The district has until August to place a bond on the November ballot. A recent poll of district voters showed that support for a potential $198 million bond is right at 55 percent necessary to pass. Passing a bond could be a challenge as in February the district’s consulting firm of FM3 Research and Associates told the board that a district-wide measure at the current level of support has “significant risk of not passing.”
McClurg said the decision has not yet been made on which school site will be used for the new school. The feedback that McClurg has received is that the Hills site is less desirable due to its proximity to the I-5 and the additional encroachment that will occur as part of the expansion and the flyover ramps to SR-56. The connector ramps will bring the freeway within 57 feet of the school property.
McClurg said the district’s intent is that whichever location is not developed as a new school would remain green space and field space for the community.
“I don’t take this lightly and I know that our board is really serious about these decisions,” McClurg said. “I also think it’s a chance to take advantage of an opportunity and a place in time to really do some great things and to make some decisions that the community can be excited about.”
At the April 3 afternoon meeting at Del Mar Hills, parent Juli Oh said it was very disappointing to find out the reconfiguration news on the site Nextdoor, from a post titled “Del Mar Hills closing.” She said she still has emotional scars from the last time the district went through a facilities process years ago, when a Del Mar Hills closure was on the table.

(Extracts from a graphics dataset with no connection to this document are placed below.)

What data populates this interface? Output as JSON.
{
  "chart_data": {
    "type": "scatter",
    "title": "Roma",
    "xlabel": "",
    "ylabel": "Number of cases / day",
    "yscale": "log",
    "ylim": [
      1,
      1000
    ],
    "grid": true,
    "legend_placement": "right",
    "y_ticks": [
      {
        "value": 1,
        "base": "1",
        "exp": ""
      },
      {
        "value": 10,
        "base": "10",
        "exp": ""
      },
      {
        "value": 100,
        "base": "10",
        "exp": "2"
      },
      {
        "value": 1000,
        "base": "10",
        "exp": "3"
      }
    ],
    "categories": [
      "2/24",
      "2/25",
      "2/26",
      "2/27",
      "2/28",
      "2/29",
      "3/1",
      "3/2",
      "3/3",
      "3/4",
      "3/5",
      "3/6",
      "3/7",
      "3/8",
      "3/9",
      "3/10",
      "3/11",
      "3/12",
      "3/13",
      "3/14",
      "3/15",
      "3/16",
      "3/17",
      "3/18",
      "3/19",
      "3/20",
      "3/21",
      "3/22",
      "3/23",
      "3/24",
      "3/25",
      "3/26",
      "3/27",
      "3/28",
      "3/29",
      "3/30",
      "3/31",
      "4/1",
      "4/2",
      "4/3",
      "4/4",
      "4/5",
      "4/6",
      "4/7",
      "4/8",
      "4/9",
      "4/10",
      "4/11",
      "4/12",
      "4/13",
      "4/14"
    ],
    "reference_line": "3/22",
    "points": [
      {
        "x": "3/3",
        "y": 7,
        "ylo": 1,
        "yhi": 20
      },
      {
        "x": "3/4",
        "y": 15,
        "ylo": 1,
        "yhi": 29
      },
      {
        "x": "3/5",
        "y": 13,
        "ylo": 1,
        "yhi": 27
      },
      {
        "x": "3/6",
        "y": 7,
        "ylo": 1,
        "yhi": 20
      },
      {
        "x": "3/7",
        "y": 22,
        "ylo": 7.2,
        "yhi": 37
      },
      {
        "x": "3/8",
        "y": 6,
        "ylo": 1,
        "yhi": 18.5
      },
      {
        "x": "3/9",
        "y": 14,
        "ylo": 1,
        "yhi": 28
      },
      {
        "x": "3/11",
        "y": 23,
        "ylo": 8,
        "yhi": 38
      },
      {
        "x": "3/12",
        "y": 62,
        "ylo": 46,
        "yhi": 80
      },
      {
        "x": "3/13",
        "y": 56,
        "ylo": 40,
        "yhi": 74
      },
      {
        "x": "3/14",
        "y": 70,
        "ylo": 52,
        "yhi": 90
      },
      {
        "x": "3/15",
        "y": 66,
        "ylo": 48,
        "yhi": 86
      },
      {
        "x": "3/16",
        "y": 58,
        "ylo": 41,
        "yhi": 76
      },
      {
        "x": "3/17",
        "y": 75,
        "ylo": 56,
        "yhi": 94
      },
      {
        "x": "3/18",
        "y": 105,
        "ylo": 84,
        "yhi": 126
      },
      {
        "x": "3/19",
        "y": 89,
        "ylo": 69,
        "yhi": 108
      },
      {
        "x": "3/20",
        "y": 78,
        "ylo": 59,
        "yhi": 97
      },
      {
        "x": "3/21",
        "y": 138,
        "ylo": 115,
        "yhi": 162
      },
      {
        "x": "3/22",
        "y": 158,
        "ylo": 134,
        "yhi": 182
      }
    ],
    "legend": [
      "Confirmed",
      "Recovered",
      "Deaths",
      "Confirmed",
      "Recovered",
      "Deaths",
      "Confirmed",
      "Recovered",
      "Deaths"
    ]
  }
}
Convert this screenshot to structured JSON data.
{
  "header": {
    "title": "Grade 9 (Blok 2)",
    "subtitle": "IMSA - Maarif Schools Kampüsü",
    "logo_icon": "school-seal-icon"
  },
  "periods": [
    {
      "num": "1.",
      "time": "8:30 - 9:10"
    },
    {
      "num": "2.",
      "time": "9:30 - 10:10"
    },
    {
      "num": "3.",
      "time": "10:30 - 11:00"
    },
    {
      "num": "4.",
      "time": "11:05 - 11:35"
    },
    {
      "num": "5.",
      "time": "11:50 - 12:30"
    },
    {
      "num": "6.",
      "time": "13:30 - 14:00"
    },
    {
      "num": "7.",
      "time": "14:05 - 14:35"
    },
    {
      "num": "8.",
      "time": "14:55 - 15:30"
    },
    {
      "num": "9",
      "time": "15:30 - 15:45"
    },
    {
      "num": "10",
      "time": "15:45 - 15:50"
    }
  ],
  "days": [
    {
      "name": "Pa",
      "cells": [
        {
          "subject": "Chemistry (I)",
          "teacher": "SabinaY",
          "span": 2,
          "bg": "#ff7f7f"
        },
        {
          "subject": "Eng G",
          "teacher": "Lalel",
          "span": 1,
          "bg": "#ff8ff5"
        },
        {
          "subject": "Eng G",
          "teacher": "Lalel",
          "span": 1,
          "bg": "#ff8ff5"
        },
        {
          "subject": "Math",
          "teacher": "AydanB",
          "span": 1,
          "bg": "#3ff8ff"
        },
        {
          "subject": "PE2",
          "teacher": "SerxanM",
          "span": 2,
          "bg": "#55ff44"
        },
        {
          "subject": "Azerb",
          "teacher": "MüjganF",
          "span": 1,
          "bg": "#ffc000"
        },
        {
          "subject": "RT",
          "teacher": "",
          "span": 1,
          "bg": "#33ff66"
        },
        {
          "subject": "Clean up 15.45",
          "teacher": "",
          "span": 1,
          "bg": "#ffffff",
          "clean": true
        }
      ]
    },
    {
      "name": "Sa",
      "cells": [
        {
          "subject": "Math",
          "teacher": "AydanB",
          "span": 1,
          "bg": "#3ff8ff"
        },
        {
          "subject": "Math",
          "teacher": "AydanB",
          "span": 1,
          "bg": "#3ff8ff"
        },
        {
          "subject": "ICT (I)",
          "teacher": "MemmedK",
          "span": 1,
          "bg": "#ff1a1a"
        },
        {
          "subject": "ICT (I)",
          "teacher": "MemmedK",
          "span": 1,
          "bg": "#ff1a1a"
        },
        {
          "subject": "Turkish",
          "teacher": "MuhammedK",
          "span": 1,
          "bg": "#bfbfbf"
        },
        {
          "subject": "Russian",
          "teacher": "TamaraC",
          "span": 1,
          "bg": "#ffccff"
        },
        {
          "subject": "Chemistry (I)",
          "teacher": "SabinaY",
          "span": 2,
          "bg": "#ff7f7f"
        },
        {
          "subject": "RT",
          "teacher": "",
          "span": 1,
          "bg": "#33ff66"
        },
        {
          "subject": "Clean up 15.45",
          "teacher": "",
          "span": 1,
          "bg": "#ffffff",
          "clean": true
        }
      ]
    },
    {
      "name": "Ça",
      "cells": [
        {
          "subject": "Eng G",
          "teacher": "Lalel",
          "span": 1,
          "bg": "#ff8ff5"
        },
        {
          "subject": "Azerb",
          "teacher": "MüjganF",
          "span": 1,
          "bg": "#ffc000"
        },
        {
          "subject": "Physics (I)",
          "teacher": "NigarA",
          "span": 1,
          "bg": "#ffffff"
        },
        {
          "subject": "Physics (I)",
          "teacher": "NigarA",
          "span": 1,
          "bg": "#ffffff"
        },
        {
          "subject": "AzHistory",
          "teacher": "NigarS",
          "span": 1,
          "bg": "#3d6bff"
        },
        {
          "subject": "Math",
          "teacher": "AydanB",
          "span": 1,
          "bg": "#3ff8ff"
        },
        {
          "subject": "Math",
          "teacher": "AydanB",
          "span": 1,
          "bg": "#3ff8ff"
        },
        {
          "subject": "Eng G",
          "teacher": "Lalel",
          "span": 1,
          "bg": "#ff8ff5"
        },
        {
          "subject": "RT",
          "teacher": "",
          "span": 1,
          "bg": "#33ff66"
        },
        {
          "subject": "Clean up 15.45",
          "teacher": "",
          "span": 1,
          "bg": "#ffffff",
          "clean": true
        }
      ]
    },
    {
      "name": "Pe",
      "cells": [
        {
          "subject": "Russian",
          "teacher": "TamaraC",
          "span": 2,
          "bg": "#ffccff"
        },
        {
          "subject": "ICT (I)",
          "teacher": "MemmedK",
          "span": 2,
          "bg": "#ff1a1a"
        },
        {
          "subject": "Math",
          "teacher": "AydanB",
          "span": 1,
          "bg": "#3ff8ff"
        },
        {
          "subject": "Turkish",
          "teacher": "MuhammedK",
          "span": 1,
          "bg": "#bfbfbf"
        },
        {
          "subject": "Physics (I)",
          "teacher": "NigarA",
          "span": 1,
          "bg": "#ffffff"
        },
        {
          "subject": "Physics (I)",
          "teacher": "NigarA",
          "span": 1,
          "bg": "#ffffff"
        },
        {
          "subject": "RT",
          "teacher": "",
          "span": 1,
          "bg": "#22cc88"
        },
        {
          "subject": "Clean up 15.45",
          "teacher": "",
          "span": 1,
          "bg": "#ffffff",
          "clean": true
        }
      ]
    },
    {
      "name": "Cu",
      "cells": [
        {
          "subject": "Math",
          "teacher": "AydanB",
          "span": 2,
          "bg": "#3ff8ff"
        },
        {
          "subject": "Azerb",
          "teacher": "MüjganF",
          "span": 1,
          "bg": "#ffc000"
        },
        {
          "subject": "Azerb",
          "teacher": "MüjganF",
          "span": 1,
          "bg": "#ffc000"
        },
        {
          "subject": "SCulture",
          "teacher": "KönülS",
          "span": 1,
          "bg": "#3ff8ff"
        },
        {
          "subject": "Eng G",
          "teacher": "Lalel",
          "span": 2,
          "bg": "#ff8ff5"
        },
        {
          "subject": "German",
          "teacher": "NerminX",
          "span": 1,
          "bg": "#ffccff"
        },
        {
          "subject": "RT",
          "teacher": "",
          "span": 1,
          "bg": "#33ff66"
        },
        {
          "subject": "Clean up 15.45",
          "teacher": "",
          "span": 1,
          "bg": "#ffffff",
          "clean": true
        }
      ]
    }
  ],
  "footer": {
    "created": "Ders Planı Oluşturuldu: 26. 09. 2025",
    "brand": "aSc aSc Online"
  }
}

“There is something lovely about all of the community’s kids being together in one school but I just don’t feel like this got off to a great start,” Oh said of the process.
Many parents had questions about the timeline—which McClurg said begins now. Ideally, a bond would pass in November and planning would begin for new school construction which would take about two to three years from start to finish, she said. Parents also had initial concerns about the civic impact of having one Del Mar school, including the impact to traffic on the already challenging Heights site as well as the traffic flow across Del Mar Heights Road and the ability for students to be able to continue to be able to walk to school safely.
“I’m not happy with this concept at all,” said one Del Mar Hills parent. “I’m old enough to remember when Del Mar Hills and Del Mar Heights were the only two schools in the district and part of the charm is the small size…In my mind there is no way you can create a mega-school without losing that character. There’s a reason that a lot of families chose to live here, it’s a strong reason why I moved my family closer to here because of the small school that we can walk to.”
The parent said she was trying to separate her emotions from the overall needs of the district but she said this new plan feels too sudden and rushed.
“I know this is one district but I feel like we’re kind of being trounced on by the other side,” she said.
McClurg noted that the new school will not be a “mega-school” but one with about 600 students.
She said she appreciated the parents’ comments as part of what makes the district is so unique are the things you can’t put a price tag on, “the strong sense of loyalty, love and identity” at every school. She said there will be a loss in whatever the new school configuration will look like and that will be a part of the considerations and process moving forward.
“Whatever’s created, the kids will love. The warmth and the character you talk about, in the new place, the people will create that,” McClurg said. “That’s created by the people, not the building.”